The center spot is shared by Zack Gibson and Ekpe Udoh a pair of 6-10 sophomores. Gibson transferred to Michigan after a single season at Rutgers and is less of a physical presence than the 240 lb. Udoh. Neither guy is counted on to give the team much offense in the post although Gibson has some ability to hit short jump shots.
Rounding out the Michigan reserves are a pair of wing players in 6-6 Anthony Wright and 6-4 K"Len Morris. Neither guy has shown much ability to knock down jumpers, something that is essential for that position in Beilein's offense.
What to Watch
Defensively Beilein has always favored a 1-3-1 zone which is why if you've bumped into Taylor King this week you've probably noticed he was smiling. All zones some area of weakness and with the 1-3-1 you can find openings for deep jumpers along the baseline. The hope is that the defense can disrupt the rotation of the ball enough to allow the baseline defender to recover from one corner of the floor to the other before the offensive player can get a shot off. If Duke can successfully move the ball around or through the zone it will make it tough for the Wolverines to defend - especially when the Devils can place guys like King and Jon Scheyer in those corners, spots where both guys are comfortable shooting.
Of course King is comfortable shooting from anywhere on the floor and he's seeing considerably more playing time since he returned from Maui and found that "ball-you-man" note that the Defense Fairy left under his pillow. At some point the question of whether King is a better three-point shooter thanâ¦ JJ Redick (gasp!) gains some legitimacy. I realize that in some corners of the Duke world comparing anyone's shot to Redick is akin to naming your teddy bear Mohammed but still, King's shooting 50% on threes since returning from a restful stint in Hawaii and those numbers include his 1-4 clank-a-thon against Davidson.
Regardless of where King ranks in the pantheon of Duke gunners (and does anyone thing it was an accident that somehow King ended up wearing Chris Collins' old number?) he's certainly one of the most entertaining guys Duke has put on the floor in recent years. There's a great line in Jack McCallum's book :07 Seconds or Less from an opponent's scouting report on Eddie House which can apply to King as well - "Won't shoot it unless he has it in his hands."

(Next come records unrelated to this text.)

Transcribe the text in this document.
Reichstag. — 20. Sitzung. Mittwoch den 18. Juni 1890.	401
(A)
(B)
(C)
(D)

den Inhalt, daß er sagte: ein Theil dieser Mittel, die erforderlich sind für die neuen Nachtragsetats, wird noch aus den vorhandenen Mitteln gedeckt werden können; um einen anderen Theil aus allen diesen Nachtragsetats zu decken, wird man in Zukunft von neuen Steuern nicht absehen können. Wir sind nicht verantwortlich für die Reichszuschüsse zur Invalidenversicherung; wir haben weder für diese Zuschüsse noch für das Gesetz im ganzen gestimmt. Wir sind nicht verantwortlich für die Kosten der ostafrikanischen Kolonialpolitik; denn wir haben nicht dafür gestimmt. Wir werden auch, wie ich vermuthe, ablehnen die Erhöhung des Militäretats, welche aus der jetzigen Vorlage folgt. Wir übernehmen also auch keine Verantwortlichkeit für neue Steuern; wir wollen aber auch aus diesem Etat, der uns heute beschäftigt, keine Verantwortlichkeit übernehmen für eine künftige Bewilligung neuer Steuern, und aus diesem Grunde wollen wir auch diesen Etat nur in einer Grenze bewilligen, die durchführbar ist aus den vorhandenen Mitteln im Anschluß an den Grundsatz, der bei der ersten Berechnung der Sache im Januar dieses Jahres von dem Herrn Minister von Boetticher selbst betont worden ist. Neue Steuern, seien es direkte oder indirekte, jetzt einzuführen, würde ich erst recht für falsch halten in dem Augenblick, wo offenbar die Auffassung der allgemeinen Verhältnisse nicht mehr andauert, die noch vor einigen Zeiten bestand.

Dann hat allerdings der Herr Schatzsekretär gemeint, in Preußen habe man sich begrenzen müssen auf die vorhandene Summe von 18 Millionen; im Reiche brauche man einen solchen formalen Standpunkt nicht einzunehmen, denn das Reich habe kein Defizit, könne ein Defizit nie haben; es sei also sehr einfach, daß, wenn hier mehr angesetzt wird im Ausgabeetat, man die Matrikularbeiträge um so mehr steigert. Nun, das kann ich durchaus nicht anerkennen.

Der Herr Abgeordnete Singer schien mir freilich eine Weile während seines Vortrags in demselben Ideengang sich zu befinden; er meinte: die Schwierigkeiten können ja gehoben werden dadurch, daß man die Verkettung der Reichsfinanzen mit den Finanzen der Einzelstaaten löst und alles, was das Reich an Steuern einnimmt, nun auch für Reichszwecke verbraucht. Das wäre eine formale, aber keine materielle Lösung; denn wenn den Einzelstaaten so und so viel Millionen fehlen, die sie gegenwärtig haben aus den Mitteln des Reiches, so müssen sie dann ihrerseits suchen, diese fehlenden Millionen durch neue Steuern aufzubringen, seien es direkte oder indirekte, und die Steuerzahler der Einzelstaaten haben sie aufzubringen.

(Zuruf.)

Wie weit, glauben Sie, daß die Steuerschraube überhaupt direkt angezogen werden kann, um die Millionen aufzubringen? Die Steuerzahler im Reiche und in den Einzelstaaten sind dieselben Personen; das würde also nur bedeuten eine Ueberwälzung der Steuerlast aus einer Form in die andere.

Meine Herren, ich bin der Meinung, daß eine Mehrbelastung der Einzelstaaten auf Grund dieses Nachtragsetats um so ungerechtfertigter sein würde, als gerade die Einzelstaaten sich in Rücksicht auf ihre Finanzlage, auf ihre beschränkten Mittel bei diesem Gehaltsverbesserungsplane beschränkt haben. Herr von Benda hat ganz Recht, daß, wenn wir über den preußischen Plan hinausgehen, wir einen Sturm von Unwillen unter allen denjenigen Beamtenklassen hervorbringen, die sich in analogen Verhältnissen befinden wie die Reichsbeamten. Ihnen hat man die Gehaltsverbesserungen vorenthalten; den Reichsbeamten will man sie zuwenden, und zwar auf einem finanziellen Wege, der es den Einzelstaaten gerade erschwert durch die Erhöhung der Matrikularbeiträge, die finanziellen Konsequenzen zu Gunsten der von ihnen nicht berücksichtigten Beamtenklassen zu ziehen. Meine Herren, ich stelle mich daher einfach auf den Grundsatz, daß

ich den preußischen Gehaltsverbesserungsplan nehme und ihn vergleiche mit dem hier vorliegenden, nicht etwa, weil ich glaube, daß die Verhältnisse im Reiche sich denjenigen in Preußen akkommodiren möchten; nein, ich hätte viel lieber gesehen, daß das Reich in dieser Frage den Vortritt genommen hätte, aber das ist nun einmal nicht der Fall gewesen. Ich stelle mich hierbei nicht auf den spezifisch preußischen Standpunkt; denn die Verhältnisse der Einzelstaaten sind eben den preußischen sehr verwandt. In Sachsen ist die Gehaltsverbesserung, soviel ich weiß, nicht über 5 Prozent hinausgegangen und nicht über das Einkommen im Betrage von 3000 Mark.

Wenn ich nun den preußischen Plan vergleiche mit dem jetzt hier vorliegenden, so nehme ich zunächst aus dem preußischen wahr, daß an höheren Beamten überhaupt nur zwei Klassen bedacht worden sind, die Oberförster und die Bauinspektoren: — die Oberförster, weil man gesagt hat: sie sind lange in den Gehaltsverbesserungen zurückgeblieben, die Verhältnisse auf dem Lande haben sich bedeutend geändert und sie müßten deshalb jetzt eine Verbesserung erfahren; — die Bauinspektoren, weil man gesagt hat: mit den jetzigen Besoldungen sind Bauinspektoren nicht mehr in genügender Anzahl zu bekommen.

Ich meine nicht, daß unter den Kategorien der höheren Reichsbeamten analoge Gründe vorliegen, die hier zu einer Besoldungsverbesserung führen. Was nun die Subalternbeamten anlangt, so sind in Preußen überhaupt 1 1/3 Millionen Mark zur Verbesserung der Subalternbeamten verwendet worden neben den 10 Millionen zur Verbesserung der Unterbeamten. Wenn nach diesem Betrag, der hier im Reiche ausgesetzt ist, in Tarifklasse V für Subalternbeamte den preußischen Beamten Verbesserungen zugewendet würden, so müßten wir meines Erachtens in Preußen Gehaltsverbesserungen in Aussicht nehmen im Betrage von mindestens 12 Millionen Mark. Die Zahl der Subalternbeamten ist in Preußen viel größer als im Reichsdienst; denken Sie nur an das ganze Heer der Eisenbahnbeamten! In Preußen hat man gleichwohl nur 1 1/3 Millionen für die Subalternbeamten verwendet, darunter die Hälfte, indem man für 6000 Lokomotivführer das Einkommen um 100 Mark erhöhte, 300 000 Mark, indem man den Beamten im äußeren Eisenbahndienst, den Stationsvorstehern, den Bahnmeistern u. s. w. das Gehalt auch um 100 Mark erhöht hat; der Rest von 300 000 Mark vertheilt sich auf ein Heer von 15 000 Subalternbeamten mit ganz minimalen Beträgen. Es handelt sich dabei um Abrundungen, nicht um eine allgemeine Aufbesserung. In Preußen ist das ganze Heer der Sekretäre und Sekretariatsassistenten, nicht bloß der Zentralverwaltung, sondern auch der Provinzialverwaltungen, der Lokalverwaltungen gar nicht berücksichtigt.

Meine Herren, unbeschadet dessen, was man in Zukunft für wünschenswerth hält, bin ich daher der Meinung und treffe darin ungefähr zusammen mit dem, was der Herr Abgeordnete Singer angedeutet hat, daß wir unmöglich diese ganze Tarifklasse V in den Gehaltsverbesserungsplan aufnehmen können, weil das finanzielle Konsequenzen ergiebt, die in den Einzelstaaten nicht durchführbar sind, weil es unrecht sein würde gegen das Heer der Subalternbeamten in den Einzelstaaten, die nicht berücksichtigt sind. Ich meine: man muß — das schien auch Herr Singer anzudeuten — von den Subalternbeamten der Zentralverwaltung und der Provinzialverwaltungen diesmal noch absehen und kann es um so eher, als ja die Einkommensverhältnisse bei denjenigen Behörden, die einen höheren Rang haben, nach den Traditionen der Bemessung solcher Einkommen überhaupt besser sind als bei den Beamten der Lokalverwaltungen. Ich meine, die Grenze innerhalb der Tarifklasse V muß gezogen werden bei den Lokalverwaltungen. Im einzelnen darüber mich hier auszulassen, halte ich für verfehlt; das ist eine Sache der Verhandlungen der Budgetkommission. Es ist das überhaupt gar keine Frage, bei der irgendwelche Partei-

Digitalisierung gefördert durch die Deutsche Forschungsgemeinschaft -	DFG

Beyond the potential for another explosion from King is the bigger challenge for a Michigan team that is struggling to play the kind of basketball that made Beilein successful. While the Wolverines have several guys who can knock down the outside shot they don't have anyone who will aggressively pursue the shot. Their most aggressive offensive players are guys who like to drive to the basket or spot up for a short jumper. That's one of the biggest reasons behind their struggles this season.
Duke provides a particularly bad matchup for Michigan for several other reasons as well. First the Wolverines lack the inside scoring and rebounding punch that could attack Duke's weaknesses. That allows Duke to be even more aggressive with their perimeter defense which disrupts the ball protection that's so critical to Beilein's offense.
All these things - the struggle to match personnel with offense, a bad matchup on both ends of the floor, and coming off a loss at the hands of the coach you just fired - add up to make this game as appealing to Michigan as an invitation to join Bobby Knight and Dick Cheney for a little bird hunting.